On the A60, looking south towards Loughborough

And it was the city on the horizon. Hoton, where we lived, is at the edge of the Wolds upcountry, from where the A60 snakes into Nottinghamshire past vast rolling fields of arable crops with long views towards pylons and distant villages with names like East Leake and Bunny.  In Natural England’s landscape character areas of England, the Wolds is part of a

'belt of gently dipping Jurassic rocks which stretch from the Cotswolds to Lincolnshire
characterised by rural, open, mixed farmland landscape with long views from the summits of undulating hills.'

Hoton lies atop a hill ridge looking across to Stanford Hall, a redbrick originally eighteenth century country house a few miles across a valley, with little in between but more vast wheatfields and a few big hedgerow trees. Around the Hall itself are copses  of mature trees, which from the end of our garden appeared continuous. I imagined them as an endless forest.

The agro-industrial countryside of my childhood was not a ‘natural’ place. Walking the dog, you might be disturbed by the unexpected boom of a bird scarer behind one of the hedges that were flail-cut each year so brutally by farmers who had no notions of rural prettiness. We would make dens and tunnels through the chemical monoculture of wheat (or oilseed rape, or peas) that stretched down the slope beyond our garden in the summer.

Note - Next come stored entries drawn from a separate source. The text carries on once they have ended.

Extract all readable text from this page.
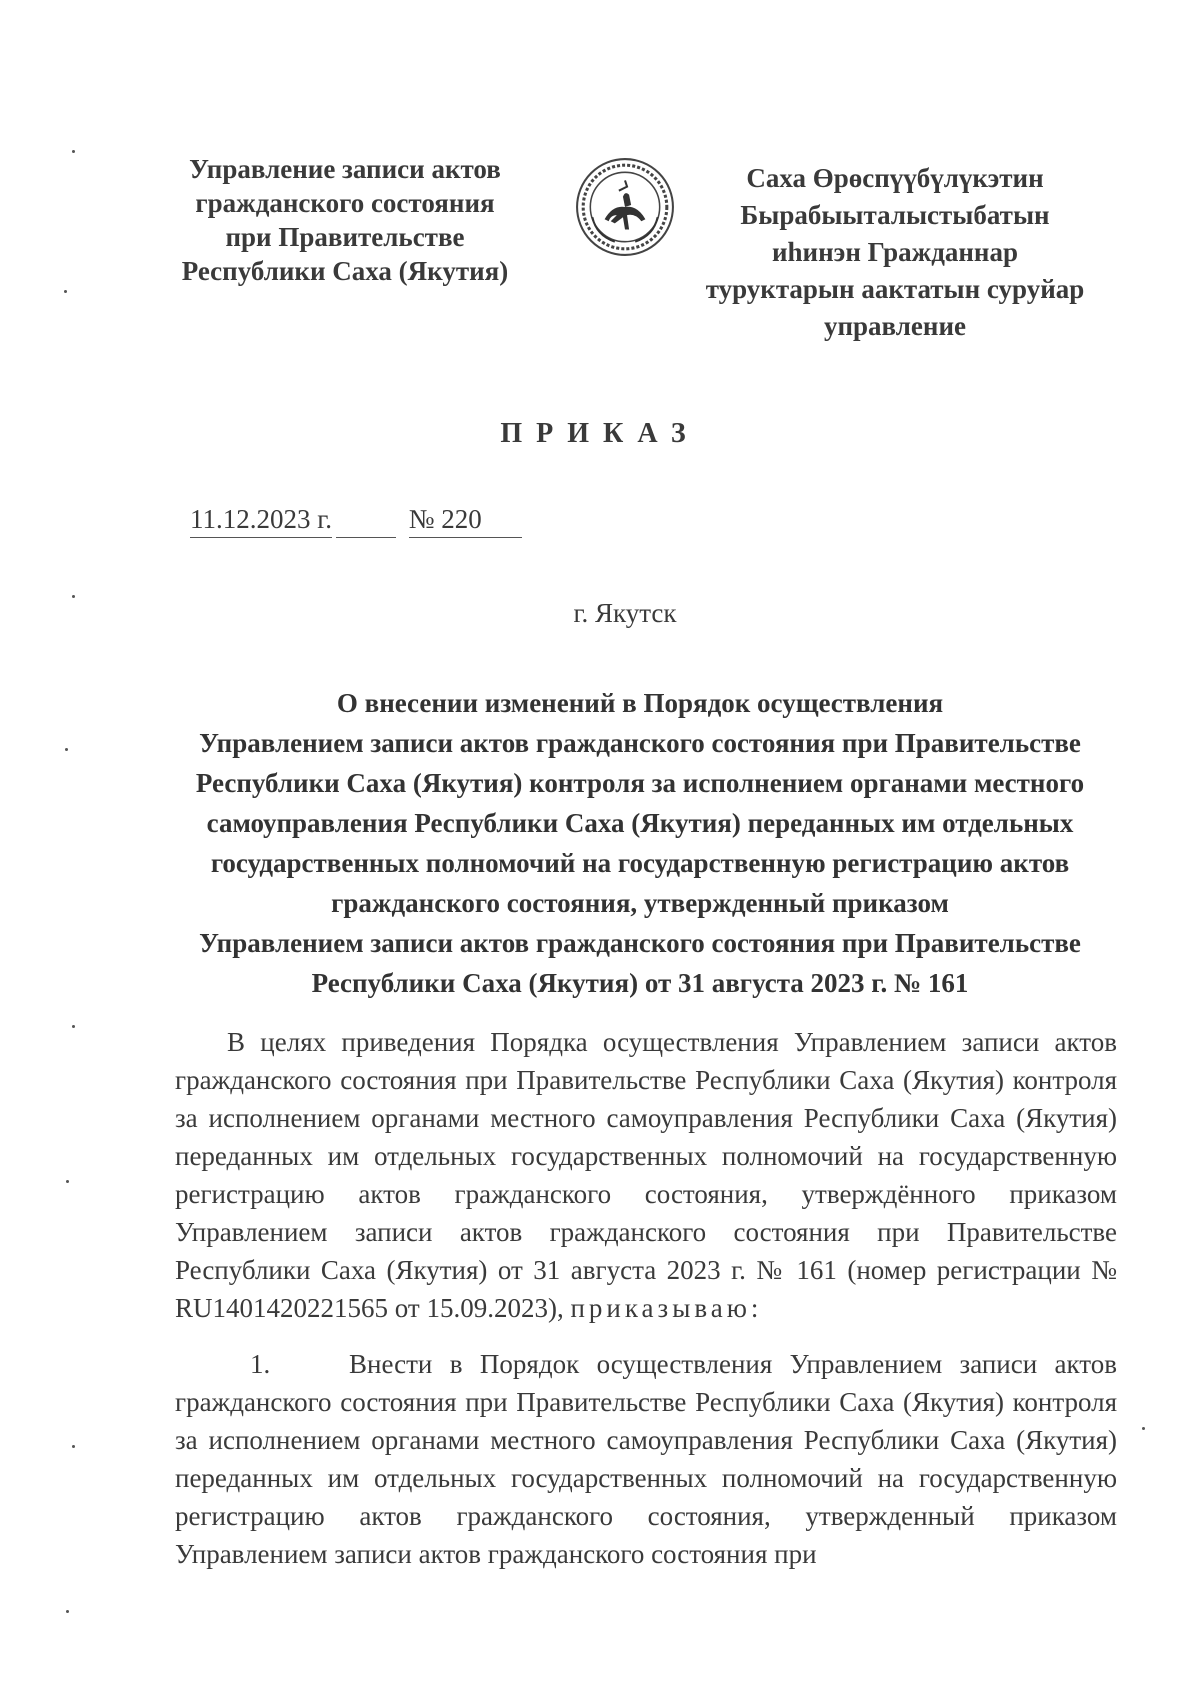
Управление записи актов
гражданского состояния
при Правительстве
Республики Саха (Якутия)
Саха Өрөспүүбүлүкэтин
Бырабыыталыстыбатын
иһинэн Гражданнар
туруктарын аактатын суруйар
управление
ПРИКАЗ
11.12.2023 г.	№ 220
г. Якутск
О внесении изменений в Порядок осуществления
Управлением записи актов гражданского состояния при Правительстве
Республики Саха (Якутия) контроля за исполнением органами местного
самоуправления Республики Саха (Якутия) переданных им отдельных
государственных полномочий на государственную регистрацию актов
гражданского состояния, утвержденный приказом
Управлением записи актов гражданского состояния при Правительстве
Республики Саха (Якутия) от 31 августа 2023 г. № 161
В целях приведения Порядка осуществления Управлением записи актов гражданского состояния при Правительстве Республики Саха (Якутия) контроля за исполнением органами местного самоуправления Республики Саха (Якутия) переданных им отдельных государственных полномочий на государственную регистрацию актов гражданского состояния, утверждённого приказом Управлением записи актов гражданского состояния при Правительстве Республики Саха (Якутия) от 31 августа 2023 г. № 161 (номер регистрации № RU1401420221565 от 15.09.2023), приказываю:
1.	Внести в Порядок осуществления Управлением записи актов гражданского состояния при Правительстве Республики Саха (Якутия) контроля за исполнением органами местного самоуправления Республики Саха (Якутия) переданных им отдельных государственных полномочий на государственную регистрацию актов гражданского состояния, утвержденный приказом Управлением записи актов гражданского состояния при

The most exciting outdoor childhood landscapes for play were all places of danger and dereliction. The old decaying farmyard and paddock with horses next door before its conversion to executive homes with leylandii-hedged gardens. I once ran across the paddock and came terrifyingly close to being trampled by a big white horse, or so it seemed at the time. Trixie, our Jack Russell, met her end after she wandered into the farmyard through a gap in the fence and ate rat poison. The old second world war aerodrome on the other side of the village: expanses of crumbling runway, strange concrete buildings, and cavernous hangars, in which straw bales were stacked higher than a house. Thrilling to climb up and jump off.

Prestwold Hall

Up on the Wolds near Hoton, Prestwold is the seat of the local gentry, the Packes, who still own most of the land in the villages around there. St Andrew’s, the local parish church, lies in a wood in the grounds of Prestwold Hall, an elegant early nineteenth century pile inhabited by the current scion, Edward Packe-Drury-Lowe (to give him his full name). My grandfather’s ashes are interred in the churchyard there. The marker is engraved with lines by AE Housman chosen by my grandmother. Their sentiment of protest at a cold, cruel Divinity still takes me aback

If truth in hearts that perish
Could move the powers on high,
I think the love I bear you
Should have made you not to die.

In a field nearby is a more contemporary cemetery – an ‘eco-burial ground’. My father, a solicitor, did the legal work to turn what was a field into a designated burial ground. The wooden grave markers are festooned with plastic trinkets, soft toys and other paraphernalia. A tree is planted on the site of each grave. Such things wouldn’t be allowed in ‘normal’ cemeteries. It all feels quite pagan, a little creepy. There is something much more raw about the sight of these tacky grave offerings, than a sober engraved headstone. My grandmother was buried there, three years ago. The burial ground sits on a low ridge, with views down from the Wolds to where the low lying washlands of the Trent and Soar rivers begin, a wholly different midland landscape.